Without a spectrograph, a telescope is just taking pictures, which are useful to an extent. But a telescope's image of a star is really just a brighter version of what you can see with your eye. To really know something about a star — how it's spinning, what it's made of, what its surface gravity is like, and whether it has a magnetic field — you need to split up the light. For much of the history of astronomy, that's been a wildly inefficient process. Before the 1970s, spectrographs were operating at only 3 percent efficiency. "You went through all that trouble and expense to collect the light, and you threw away ninety-seven percent of it," Clemens says. Efficiency jumped up to 70 or 80 percent in the 1970s, but the dispersers — the part that actually splits the light — didn't improve at all. Now, by making something called a volume holographic grating, Clemens has just pushed his spectrograph's visible-light efficiency up to around 60 percent.
SOAR's spectrograph also holds another trump card: at around 50 percent, it's currently the most ultraviolet-efficient spectrograph in the world (the competition is as low as 3 percent efficient in the UV). Ultraviolet spectroscopy is a narrow research window, but one that holds interesting things for many astronomers.
Clemens will use SOAR to study stellar seismology. Certain stars, called variable stars, regularly change in brightness. This may be due to seismic disruption: basically, starquakes. By using time-resolved spectroscopy, which involves getting a lot of spectral "snapshots" over a certain period of time, Clemens can learn something about what's inside these variable stars.
But astronomers like Clemens really want to know about fundamental stellar physics: what's holding stars together? In some stars, it's air pressure or gas pressure, just like in a balloon. But the physics get trickier in denser stars. "We can't study any of that stuff in a lab; we can only study it in space," Clemens says.
Even so, what goes on way out there and what happens on the lab bench are more closely related than you might think. Physicists first began to study nuclear reactions because astronomers knew the reactions must be going on in stars. "There's a definite connection between what we do and what physicists do in the lab," Clemens says. "Our lab is just bigger."

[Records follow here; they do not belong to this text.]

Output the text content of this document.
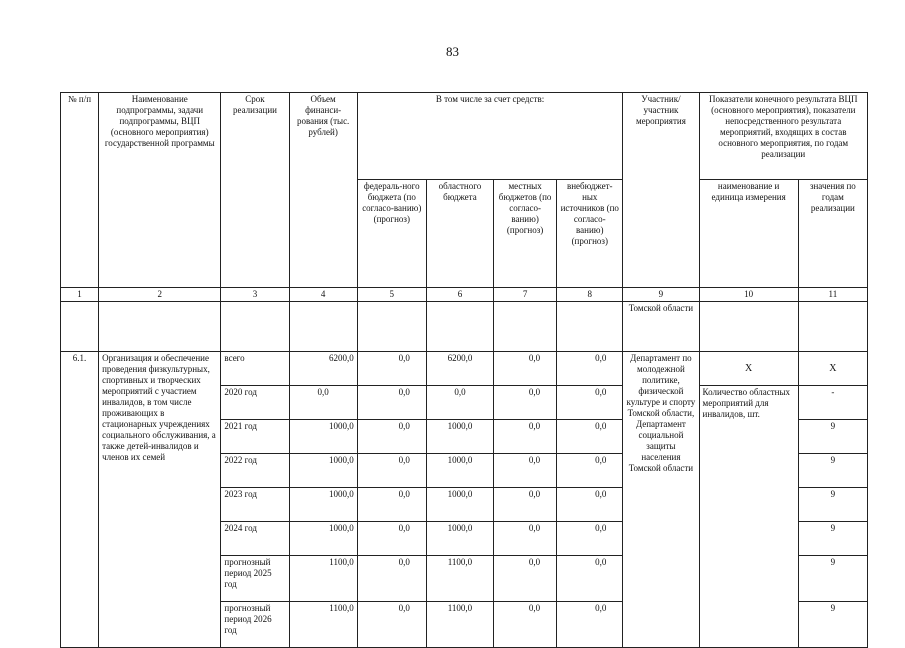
83
№ п/п	Наименование подпрограммы, задачи подпрограммы, ВЦП (основного мероприятия) государственной программы	Срок реализации	Объем финанси-рования (тыс. рублей)	В том числе за счет средств:				Участник/ участник мероприятия	Показатели конечного результата ВЦП (основного мероприятия), показатели непосредственного результата мероприятий, входящих в состав основного мероприятия, по годам реализации	
				федераль-ного бюджета (по согласо-ванию) (прогноз)	областного бюджета	местных бюджетов (по согласо-ванию) (прогноз)	внебюджет-ных источников (по согласо-ванию) (прогноз)		наименование и единица измерения	значения по годам реализации
1	2	3	4	5	6	7	8	9	10	11
								Томской области		
6.1.	Организация и обеспечение проведения физкультурных, спортивных и творческих мероприятий с участием инвалидов, в том числе проживающих в стационарных учреждениях социального обслуживания, а также детей-инвалидов и членов их семей	всего	6200,0	0,0	6200,0	0,0	0,0	Департамент по молодежной политике, физической культуре и спорту Томской области, Департамент социальной защиты населения Томской области	X	X
		2020 год	0,0	0,0	0,0	0,0	0,0		Количество областных мероприятий для инвалидов, шт.	-
		2021 год	1000,0	0,0	1000,0	0,0	0,0			9
		2022 год	1000,0	0,0	1000,0	0,0	0,0			9
		2023 год	1000,0	0,0	1000,0	0,0	0,0			9
		2024 год	1000,0	0,0	1000,0	0,0	0,0			9
		прогнозный период 2025 год	1100,0	0,0	1100,0	0,0	0,0			9
		прогнозный период 2026 год	1100,0	0,0	1100,0	0,0	0,0			9
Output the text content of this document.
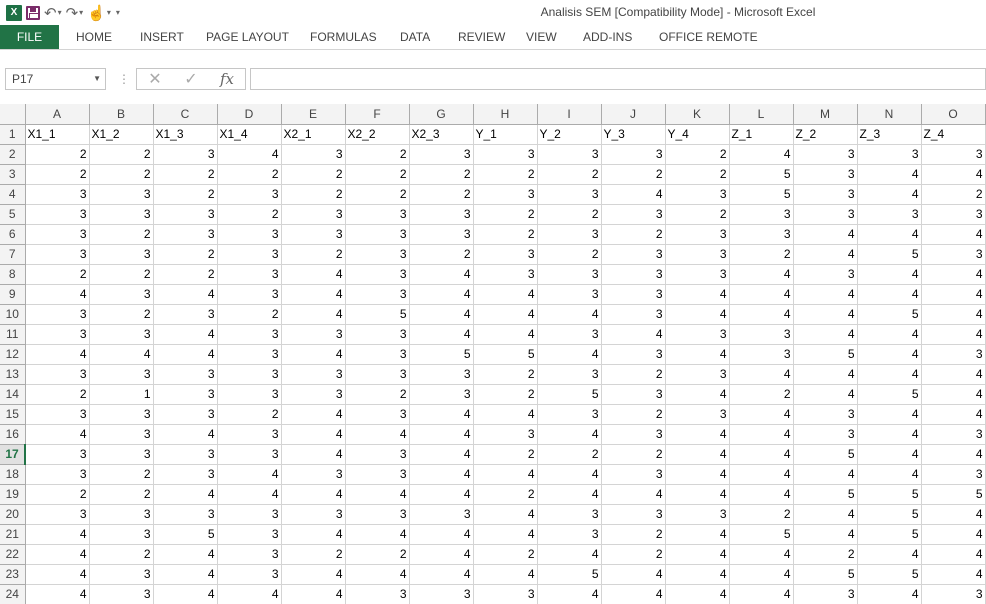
X	↶ ▾ ↷ ▾ ☝ ▾ ▾	Analisis SEM [Compatibility Mode] - Microsoft Excel
FILE	HOME INSERT PAGE LAYOUT FORMULAS DATA REVIEW VIEW ADD-INS OFFICE REMOTE
P17	▼ ⋮	✕	✓	fx
	A	B	C	D	E	F	G	H	I	J	K	L	M	N	O
1	X1_1	X1_2	X1_3	X1_4	X2_1	X2_2	X2_3	Y_1	Y_2	Y_3	Y_4	Z_1	Z_2	Z_3	Z_4
2	2	2	3	4	3	2	3	3	3	3	2	4	3	3	3
3	2	2	2	2	2	2	2	2	2	2	2	5	3	4	4
4	3	3	2	3	2	2	2	3	3	4	3	5	3	4	2
5	3	3	3	2	3	3	3	2	2	3	2	3	3	3	3
6	3	2	3	3	3	3	3	2	3	2	3	3	4	4	4
7	3	3	2	3	2	3	2	3	2	3	3	2	4	5	3
8	2	2	2	3	4	3	4	3	3	3	3	4	3	4	4
9	4	3	4	3	4	3	4	4	3	3	4	4	4	4	4
10	3	2	3	2	4	5	4	4	4	3	4	4	4	5	4
11	3	3	4	3	3	3	4	4	3	4	3	3	4	4	4
12	4	4	4	3	4	3	5	5	4	3	4	3	5	4	3
13	3	3	3	3	3	3	3	2	3	2	3	4	4	4	4
14	2	1	3	3	3	2	3	2	5	3	4	2	4	5	4
15	3	3	3	2	4	3	4	4	3	2	3	4	3	4	4
16	4	3	4	3	4	4	4	3	4	3	4	4	3	4	3
17	3	3	3	3	4	3	4	2	2	2	4	4	5	4	4
18	3	2	3	4	3	3	4	4	4	3	4	4	4	4	3
19	2	2	4	4	4	4	4	2	4	4	4	4	5	5	5
20	3	3	3	3	3	3	3	4	3	3	3	2	4	5	4
21	4	3	5	3	4	4	4	4	3	2	4	5	4	5	4
22	4	2	4	3	2	2	4	2	4	2	4	4	2	4	4
23	4	3	4	3	4	4	4	4	5	4	4	4	5	5	4
24	4	3	4	4	4	3	3	3	4	4	4	4	3	4	3
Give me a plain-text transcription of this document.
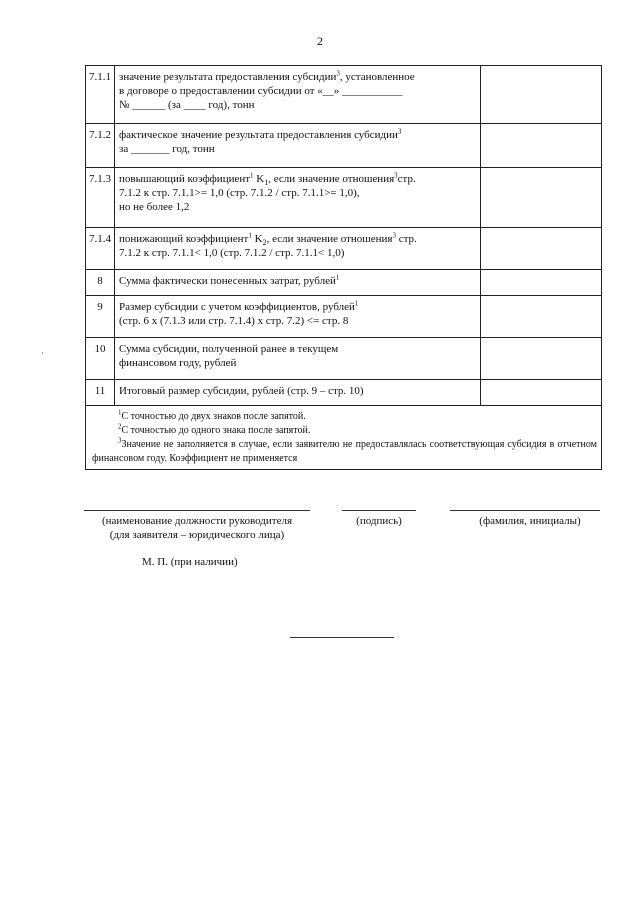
2
7.1.1	значение результата предоставления субсидии$^3$, установленное
в договоре о предоставлении субсидии от «__» ___________
№ ______ (за ____ год), тонн	

7.1.2	фактическое значение результата предоставления субсидии$^3$
за _______ год, тонн	

7.1.3	повышающий коэффициент$^1$ $K_1$, если значение отношения$^3$стр.
7.1.2 к стр. 7.1.1>= 1,0 (стр. 7.1.2 / стр. 7.1.1>= 1,0),
но не более 1,2	

7.1.4	понижающий коэффициент$^1$ $K_2$, если значение отношения$^3$ стр.
7.1.2 к стр. 7.1.1< 1,0 (стр. 7.1.2 / стр. 7.1.1< 1,0)	

8	Сумма фактически понесенных затрат, рублей$^1$

9	Размер субсидии с учетом коэффициентов, рублей$^1$
(стр. 6 х (7.1.3 или стр. 7.1.4) х стр. 7.2) <= стр. 8	

10	Сумма субсидии, полученной ранее в текущем
финансовом году, рублей	

11	Итоговый размер субсидии, рублей (стр. 9 – стр. 10)	

$^1$С точностью до двух знаков после запятой.
$^2$С точностью до одного знака после запятой.
$^3$Значение не заполняется в случае, если заявителю не предоставлялась соответствующая субсидия в отчетном финансовом году. Коэффициент не применяется		
(наименование должности руководителя
(для заявителя – юридического лица)
(подпись)	(фамилия, инициалы)
М. П. (при наличии)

The SOAR telescope ready for action.
Photo by Thomas A. Sebring, SOAR project manager. Click
to enlarge.
A Universal Architect
James Rose wants to know how our universe got the structure it now has. Most astronomers believe the universe was originally gas — mostly hydrogen and helium — and that it somehow became filled with galaxies, galaxy clusters, and even clusters of clusters of galaxies (called superclusters). There's a hierarchy here: smaller objects such as galaxies tend to form first. Those may later interact to form larger objects, such as clusters. Or as Rose puts it, "it's all smaller lumps forming bigger lumps."
Individual galaxies move around within galaxy clusters like bees inside a swarm. These clusters are often saturated by one-hundred-million-degree goop — a gas, actually — called intergalactic medium. When a galaxy plows into this intergalactic medium at two and a half million miles an hour, the heat and resulting shock wave can push the galaxy's own gas right out. Any gas that doesn't get pushed out can get compressed to form new stars. So when astronomers see a lot of star formation along one edge of a galaxy, they suspect intergalactic medium might be wreaking its havoc.
Rose studies Pegasus I, a cluster of galaxies 150 million light-years from Earth (right in our back yard, as clusters go). Pegasus I isn't behaving. "It's kind of a ratty little cluster," Rose says. "The galaxies are not moving around very fast, and there's not much intergalactic medium there." Yet some galaxies in Pegasus I act like they're moving through intergalactic medium — they appear to be losing gas and forming new stars along one edge.
Rose would like to find out why. He uses all sorts of data sources, including X-ray observations, but it really helps to have good images and good data from the spectrograph. SOAR should be able to give him both, and he won't have to wait for telescope time to get them.
The Whiz Kid
If you were an undergraduate and Dan Reichart moved into your dorm, you wouldn't think anything of it. He wouldn't even need to put up the Star Wars poster that hangs in his office. He might pass for a student — Christiansen and Carney have been working on SOAR since Reichart was twelve — but Dan Reichart is actually a rising star among astronomers. And he studies a sexy topic, as astronomy goes.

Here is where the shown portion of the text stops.